President Obama’s Budget Is Released with a Bang but Received with a Whimper

President Obama’s final budget, for FY17, was expected to continue the funding growth for the National Institutes of Health (NIH) seen in the FY16 appropriations bill (which increased the NIH budget by 6.6%, or $2 billion). Surely, with a President so firmly committed to advancing science, his last budget would be easy for the life sciences community to champion on Capitol Hill, right? Well, on February 9, President Obama released his final budget, not to cheers from the research community but to a collective “huh?”

So what happened? The President requested $33.1 billion for the NIH, a $1.825 billion increase over what he proposed in his FY16 budget. Of that, $825 million would be targeted for his presidential initiatives, including the cancer moonshot initiative, the Precision Medicine Initiative (PMI), and the BRAIN Initiative. Then $1 billion of the increase would be allocated across all the institutes and centers at the NIH.
This all sounds good until you look at the details.

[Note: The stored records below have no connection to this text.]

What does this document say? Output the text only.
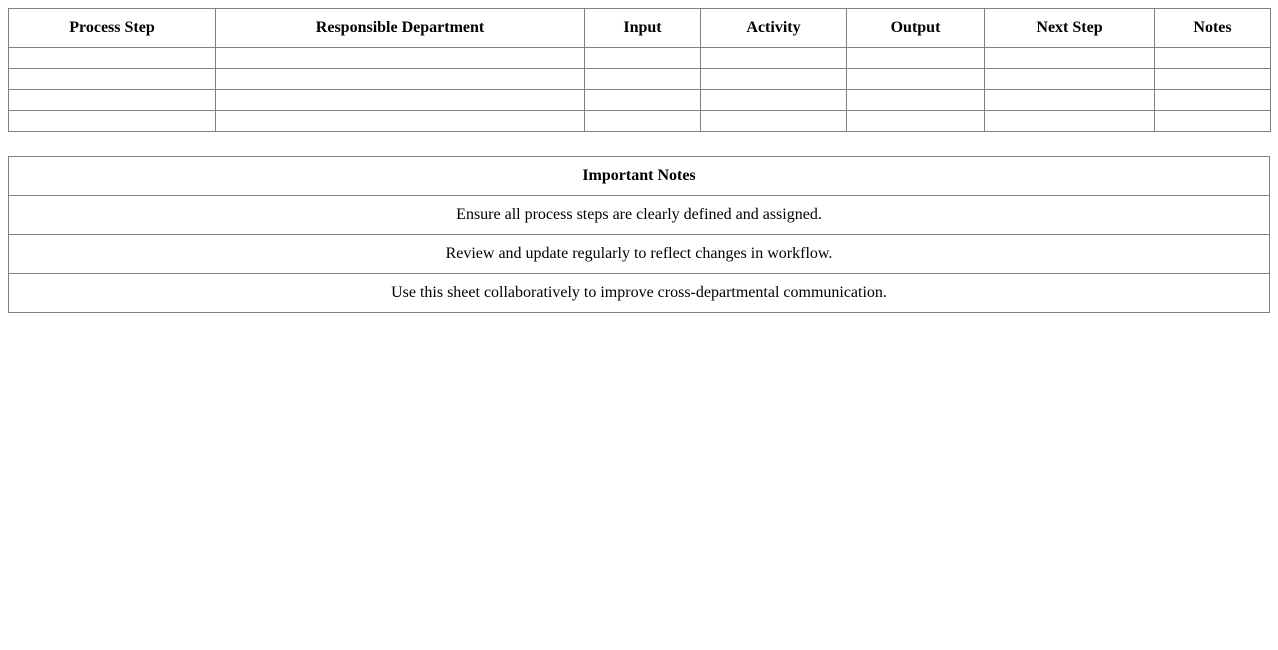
Process Step	Responsible Department	Input	Activity	Output	Next Step	Notes

Important Notes
Ensure all process steps are clearly defined and assigned.
Review and update regularly to reflect changes in workflow.
Use this sheet collaboratively to improve cross-departmental communication.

The President proposes using mandatory money to fund the $1.825 billion increase. Typically, the NIH is funded with discretionary money. Congress has the authority to allocate discretionary money on a yearly basis to all departments and agencies under the federal government’s umbrella through the appropriations process. Mandatory money for the NIH does not currently exist. To fund a program with mandatory money, legislation needs to pass that would create a funding stream and find ways to pay for it. Think of mandatory money as what you spend on necessities such as a mortgage/rent, utilities, and loans and discretionary money as what remains of your weekly paycheck. You wouldn’t add an additional mandatory spending item to your household budget, such as a significantly more expensive house, without having a means to pay for it. This is the same principle applied to mandatory spending for programs funded by the federal government.

Furthermore, the President’s proposed mandatory funding of $1 billion to increase funding for all the institutes and centers at the NIH is based on what he recommended last year, not on what actually passed for FY16. Because what passed was $1 billion more than the President proposed, the so-called $1 billion increase he is recommending for FY17 really just maintains the FY16 level but with nonexistent mandatory money instead of discretionary money. Those who assumed there would be at least some actual increase in the NIH budget view this proposal as a cut.

All attention now turns to Congress, where the real work on the budget will be done. It is unclear what Congress will do given the tight financial boundaries it has to work within, but there is a level of optimism that the NIH will see some small increase in the FY17 budget. Francis Collins, Director of the NIH, stated, “It would be astounding if Congress approves a cut in NIH funding.”